Solon kimdir?
Solon: MÖ 630-560. Atina'lı devlet adamı ve şair.
Soylu bir aileye mensuptu.
Zeytinyağı ticareti ile uğraştı, pek çok ülkeyi gezdi.
Atina’da alt ve üst tabaka sınılar arasında meydana gelen gerilimi yatıştırmak amacıyla MÖ 594'te soylu kesimler onu “anayasayı yeniden biçimlendirmek ve yeni uyasalar getirmekle görevlendirdiler ve önüne hiçbir kısıtlama çıkarmadılar.” Bu geniş yetkileri ile tiran olabilirdi ancak görev bilinci ile hareket etti, toplumun çıkarını gözetti.
Aristokrat ailelerin yönetim üzerindeki etkisini azaltmayı amaçladı.
Siyasi hayata katılabilmek için soyca asil olmak zorunlu olmaktan çıkarıldı, yurttaşları gelirlerine göre dört sınıfa ayırdı, üstlenebilecekleri resmi görevleri belirledi.
Yöneticilerin seçilmesine ilişkin düzenlemeler yaptı, yeni bir mahkeme sistemi kurdu. Yürürlükte olan Drakon yasalarından daha insancıl yasalar çıkarmıştır. Örneğin kişilerin özgürlüğünü rehin alarak borç vermeyi yasaklayarak borca bağlı köleliği ortadan kaldırdı.
Atina dışında yaşayan yetenekli sanatçı ve ustaların Atina'ya yerleşmelerini özendirdi.
On yıl süreyle geçerli olması kararlaştırılan yasalar herkesin görebilmesi için döner ahşap tabletlere yazıldı. Uyguladığı reformlar Atina'nın kalkınmasını hızlandırmıştır.
Ünü geniş bir alana yayıldı, Yedi Bilge’den biri olarak
saygı gördü. Buna karşın görevini tamamlamasından sonra her kesimden yakınmalar geldi. Herkesi hoşnut etmeye çalışan Solon hiç kimseyi hoşnut edememişti. Solon yakınmalar nedeniyle yaptığı yasaları değiştirmek zorunda kalmamak için on yıldan önce dönmemek üzere çeşitli ülkeleri kapsayan bir yolculuğa çıktı.
Heredotos Solon'un zenginliğiyle ünlü Lidya kralı Kroisos’la görüştüğünü ve ona zenginlik ile gücün mutluluk getirmediğini, hayatta kaldığı sürece hiç kimsenin mutlu sayılmayacağını söylediğini aktarır.

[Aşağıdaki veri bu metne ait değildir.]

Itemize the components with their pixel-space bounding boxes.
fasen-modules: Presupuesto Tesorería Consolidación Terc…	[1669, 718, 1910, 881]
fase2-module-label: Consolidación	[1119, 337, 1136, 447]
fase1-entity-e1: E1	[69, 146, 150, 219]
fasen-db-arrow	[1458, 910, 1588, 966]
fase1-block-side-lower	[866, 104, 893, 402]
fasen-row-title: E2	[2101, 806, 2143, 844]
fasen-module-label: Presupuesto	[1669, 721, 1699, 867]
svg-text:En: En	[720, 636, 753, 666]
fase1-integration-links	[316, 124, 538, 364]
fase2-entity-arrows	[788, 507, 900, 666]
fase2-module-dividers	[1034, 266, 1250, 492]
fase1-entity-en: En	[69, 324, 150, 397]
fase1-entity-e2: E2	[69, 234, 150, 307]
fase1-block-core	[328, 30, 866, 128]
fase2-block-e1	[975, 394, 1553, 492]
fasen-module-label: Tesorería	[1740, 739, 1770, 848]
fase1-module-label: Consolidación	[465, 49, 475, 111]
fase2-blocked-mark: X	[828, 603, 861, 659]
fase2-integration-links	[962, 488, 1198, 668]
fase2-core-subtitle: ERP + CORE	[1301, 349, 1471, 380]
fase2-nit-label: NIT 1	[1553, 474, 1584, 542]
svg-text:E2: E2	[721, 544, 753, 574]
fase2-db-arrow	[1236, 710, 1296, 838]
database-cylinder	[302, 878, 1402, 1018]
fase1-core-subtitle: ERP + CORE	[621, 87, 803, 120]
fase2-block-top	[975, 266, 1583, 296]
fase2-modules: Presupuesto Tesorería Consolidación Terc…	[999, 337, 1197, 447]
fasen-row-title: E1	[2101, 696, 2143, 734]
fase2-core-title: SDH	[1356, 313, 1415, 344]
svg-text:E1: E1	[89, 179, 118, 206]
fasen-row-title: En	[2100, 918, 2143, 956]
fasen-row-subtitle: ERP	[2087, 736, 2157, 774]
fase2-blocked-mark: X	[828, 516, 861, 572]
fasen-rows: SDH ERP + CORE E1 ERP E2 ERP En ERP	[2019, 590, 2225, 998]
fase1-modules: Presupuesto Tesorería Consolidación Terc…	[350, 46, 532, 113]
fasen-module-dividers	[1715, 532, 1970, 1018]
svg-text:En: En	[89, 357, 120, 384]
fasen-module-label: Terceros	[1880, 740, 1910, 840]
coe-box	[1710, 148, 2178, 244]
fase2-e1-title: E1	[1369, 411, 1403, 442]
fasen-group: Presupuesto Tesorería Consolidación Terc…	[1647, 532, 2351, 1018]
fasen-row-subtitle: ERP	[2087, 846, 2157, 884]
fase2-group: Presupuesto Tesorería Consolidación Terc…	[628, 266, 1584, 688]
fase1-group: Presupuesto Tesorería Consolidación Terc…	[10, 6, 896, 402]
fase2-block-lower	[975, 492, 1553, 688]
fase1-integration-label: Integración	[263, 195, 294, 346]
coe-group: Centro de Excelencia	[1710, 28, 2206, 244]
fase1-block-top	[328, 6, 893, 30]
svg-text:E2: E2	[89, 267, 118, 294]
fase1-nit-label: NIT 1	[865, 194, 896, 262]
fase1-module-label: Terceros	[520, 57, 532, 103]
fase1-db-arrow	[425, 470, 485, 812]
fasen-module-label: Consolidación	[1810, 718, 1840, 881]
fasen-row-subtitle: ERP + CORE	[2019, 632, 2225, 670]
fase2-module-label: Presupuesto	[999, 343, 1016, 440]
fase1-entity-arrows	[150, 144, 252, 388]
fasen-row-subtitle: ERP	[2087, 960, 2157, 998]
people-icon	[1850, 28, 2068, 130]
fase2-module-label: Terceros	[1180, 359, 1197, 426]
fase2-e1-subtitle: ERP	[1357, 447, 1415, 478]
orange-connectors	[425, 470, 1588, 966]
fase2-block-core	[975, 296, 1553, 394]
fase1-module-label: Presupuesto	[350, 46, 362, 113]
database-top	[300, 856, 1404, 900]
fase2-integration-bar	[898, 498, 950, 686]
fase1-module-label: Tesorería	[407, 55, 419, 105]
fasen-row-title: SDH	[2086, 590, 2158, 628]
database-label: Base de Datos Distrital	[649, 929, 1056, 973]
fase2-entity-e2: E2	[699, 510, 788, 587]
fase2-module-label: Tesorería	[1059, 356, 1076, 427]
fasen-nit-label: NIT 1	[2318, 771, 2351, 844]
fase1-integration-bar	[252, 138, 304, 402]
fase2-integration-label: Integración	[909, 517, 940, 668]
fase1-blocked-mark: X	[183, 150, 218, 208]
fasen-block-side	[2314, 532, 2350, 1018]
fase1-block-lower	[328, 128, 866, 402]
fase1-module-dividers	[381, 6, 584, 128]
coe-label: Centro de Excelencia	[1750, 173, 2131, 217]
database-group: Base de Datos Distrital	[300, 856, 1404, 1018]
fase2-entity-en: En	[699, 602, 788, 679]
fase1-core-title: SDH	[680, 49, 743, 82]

Zaman dizinindeki uyumsuzluk nedeniyle bu görüşmenin gerçekleşmiş olması olası değildir. Plutarkhos bu uyumsuzluktan haberdardır ancak anlatılan hikayeler çok ünlü oldukları ve Solon’un karakterine çok uygun düştükleri için onları görmezden gelmez, kendi bildiklerini ekler.
Kroisos, Kyros(büyük)’a esir düştüğünde ona Solon’dan dinlediği bilgece sözleri aktarır ve bu sayede Kyros’tan özgürlüğü kazanır.
Plutarkhos bu olayı şöyle yorumlar: “Ve böylece Solon tek bir sözü ile krallardan birini kurtarma ve ötekini de bilgilendirme ününü kazandı.”
Diogenes Laertios’a göre Solon Kroisos’la görüştükten sonra Kilikia’ya gitti ve orada kendi adını verdiği Soloi isimli kenti kurdu ve buraya birkaç Atinalı yerleştirdi.
Atina’ya döndüğünde saygıyla karşılandı ancak yaşlılığı nedeniyle sosyal hayatta etkin olamadı.
İcraatlerini açıklamak ve meşrulaştırmak için yazdığı şiirler vardır. Bunlardan birinde şöyle der: “Bana verilen yetki bir başkasına verilseydi, hem halkın dizginlerini tutamazdı, hem de sütü çalkalayıp kaymağını almaktan geri kalmazdı. Bense dövüşen iki düşman dizisinin arasında bir sınır taşı gibi dikilip durdum.”